Sa mère lui barra la porte. La Normande se jeta sur elle par derrière. Et, mademoiselle Saget aidant, à elles trois, elles la poussèrent dans sa chambre, où elles l'enfermèrent à double tour, malgré sa résistance affolée. Elle donnait des coups de pied dans la porte, cassait tout chez elle. Puis, on n'entendit plus qu'un grattement furieux, un bruit de fer égratignant le plâtre. Elle descellait les gonds avec la pointe de ses ciseaux.
– Elle m'aurait tuée, si elle avait eu un couteau, dit la Normande, en cherchant ses vêtements pour s'habiller. Vous verrez qu'elle finira par faire un mauvais coup, avec sa jalousie… Surtout, qu'on ne lui ouvre pas la porte. Elle ameuterait le quartier contre nous.

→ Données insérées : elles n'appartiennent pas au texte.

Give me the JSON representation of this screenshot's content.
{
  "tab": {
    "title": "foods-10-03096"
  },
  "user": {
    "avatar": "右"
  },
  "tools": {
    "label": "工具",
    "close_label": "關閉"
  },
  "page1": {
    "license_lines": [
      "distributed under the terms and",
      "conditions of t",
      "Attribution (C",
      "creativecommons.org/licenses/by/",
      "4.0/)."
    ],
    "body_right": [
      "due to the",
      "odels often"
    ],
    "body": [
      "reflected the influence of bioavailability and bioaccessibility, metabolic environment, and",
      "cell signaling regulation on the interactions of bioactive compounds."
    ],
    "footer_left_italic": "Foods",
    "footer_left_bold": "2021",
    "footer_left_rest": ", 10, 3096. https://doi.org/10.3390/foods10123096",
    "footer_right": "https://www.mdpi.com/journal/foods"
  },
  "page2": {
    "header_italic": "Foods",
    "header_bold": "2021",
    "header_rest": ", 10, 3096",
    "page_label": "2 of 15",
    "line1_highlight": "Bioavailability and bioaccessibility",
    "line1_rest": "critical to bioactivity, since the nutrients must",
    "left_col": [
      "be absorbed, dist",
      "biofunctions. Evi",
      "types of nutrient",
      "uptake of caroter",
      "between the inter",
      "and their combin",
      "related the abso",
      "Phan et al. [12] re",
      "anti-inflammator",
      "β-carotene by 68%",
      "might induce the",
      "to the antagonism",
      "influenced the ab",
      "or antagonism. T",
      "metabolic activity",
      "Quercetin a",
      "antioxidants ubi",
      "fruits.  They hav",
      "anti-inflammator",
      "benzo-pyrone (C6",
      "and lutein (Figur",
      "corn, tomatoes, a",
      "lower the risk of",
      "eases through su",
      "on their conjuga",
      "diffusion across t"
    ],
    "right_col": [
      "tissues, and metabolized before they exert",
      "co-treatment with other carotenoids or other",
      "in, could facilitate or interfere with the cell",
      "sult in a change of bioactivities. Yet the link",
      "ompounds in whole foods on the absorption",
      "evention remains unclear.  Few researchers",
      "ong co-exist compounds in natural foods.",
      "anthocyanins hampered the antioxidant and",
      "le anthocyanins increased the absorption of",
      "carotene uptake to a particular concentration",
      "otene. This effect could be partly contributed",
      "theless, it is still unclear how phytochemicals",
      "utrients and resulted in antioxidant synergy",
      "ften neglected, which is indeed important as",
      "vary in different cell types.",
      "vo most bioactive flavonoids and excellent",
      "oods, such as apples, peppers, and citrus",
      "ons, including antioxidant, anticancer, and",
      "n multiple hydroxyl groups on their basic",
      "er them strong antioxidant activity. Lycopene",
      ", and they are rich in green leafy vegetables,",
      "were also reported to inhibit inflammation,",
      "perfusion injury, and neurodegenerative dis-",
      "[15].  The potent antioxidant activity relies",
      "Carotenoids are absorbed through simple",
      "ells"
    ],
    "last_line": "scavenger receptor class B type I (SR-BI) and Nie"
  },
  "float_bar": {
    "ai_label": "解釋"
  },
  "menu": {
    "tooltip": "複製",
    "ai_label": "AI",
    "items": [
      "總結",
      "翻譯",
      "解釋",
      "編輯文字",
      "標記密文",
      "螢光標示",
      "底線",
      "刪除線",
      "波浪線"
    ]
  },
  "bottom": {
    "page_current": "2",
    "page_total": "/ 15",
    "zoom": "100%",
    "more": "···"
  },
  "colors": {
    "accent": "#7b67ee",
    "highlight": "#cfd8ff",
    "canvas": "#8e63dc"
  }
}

Mademoiselle Saget s'était empressée de descendre. Elle arriva au coin de la rue Pirouette juste au moment où le commissaire rentrait dans l'allée des Quenu-Gradelle. Elle comprit, elle entra à la charcuterie, les yeux si brillants, que Lisa lui recommanda le silence d'un geste, en lui montrant Quenu qui accrochait des bandes de petit-salé. Quand il fut retourné à la cuisine, la vieille conta à demi-voix le drame qui venait de se passer chez les Méhudin. La charcutière, penchée au-dessus du comptoir, la main sur la terrine du veau piqué, écoulait, avec la mine heureuse d'une femme qui triomphe. Puis, comme une cliente demandait deux pieds de cochon, elle les enveloppa d'un air songeur.

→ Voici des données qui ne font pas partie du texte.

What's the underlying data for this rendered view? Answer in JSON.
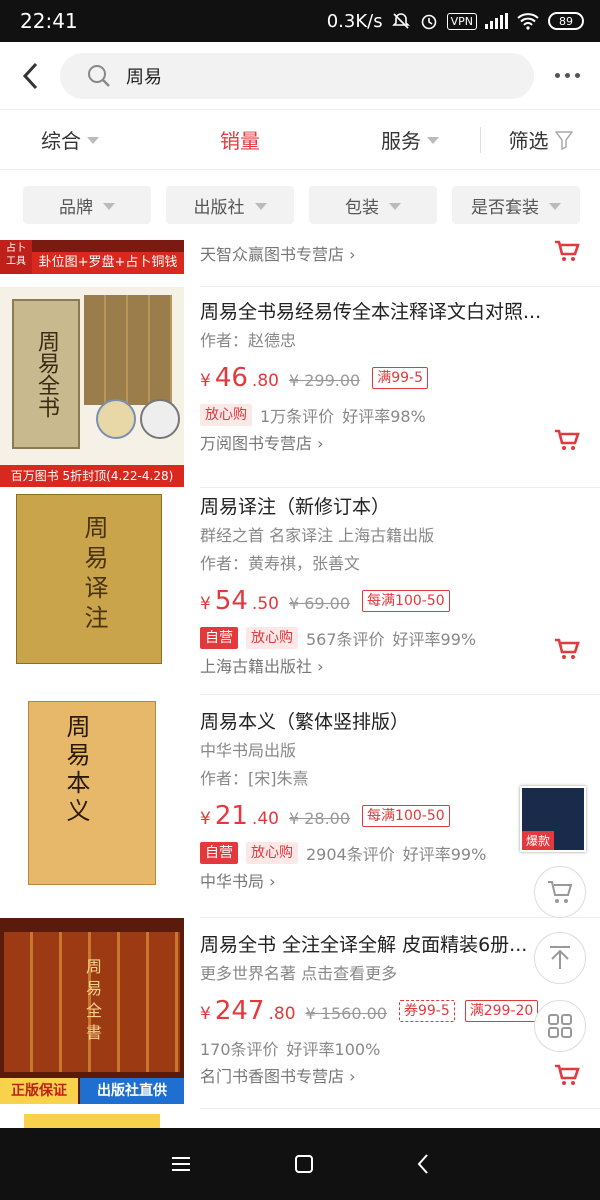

– Moi, je n'en veux pas à la Normande, dit-elle enfin à mademoiselle Saget, lorsqu'elles furent seules de nouveau, Je l'aimais beaucoup, j'ai regretté qu'on nous eût fâchées ensemble… Tenez, la preuve que je ne suis pas méchante, c'est que j'ai sauvé ça des mains de la police, et que je suis toute prête à le lui rendre, si elle vient me le demander elle-même.
Elle sortit de sa poche le portrait-carte. Mademoiselle Saget le flaira, ricana en lisant: « Louise à son bon ami Florent; » puis, de sa voix pointue:
– Vous avez peut-être tort. Vous devriez garder ça.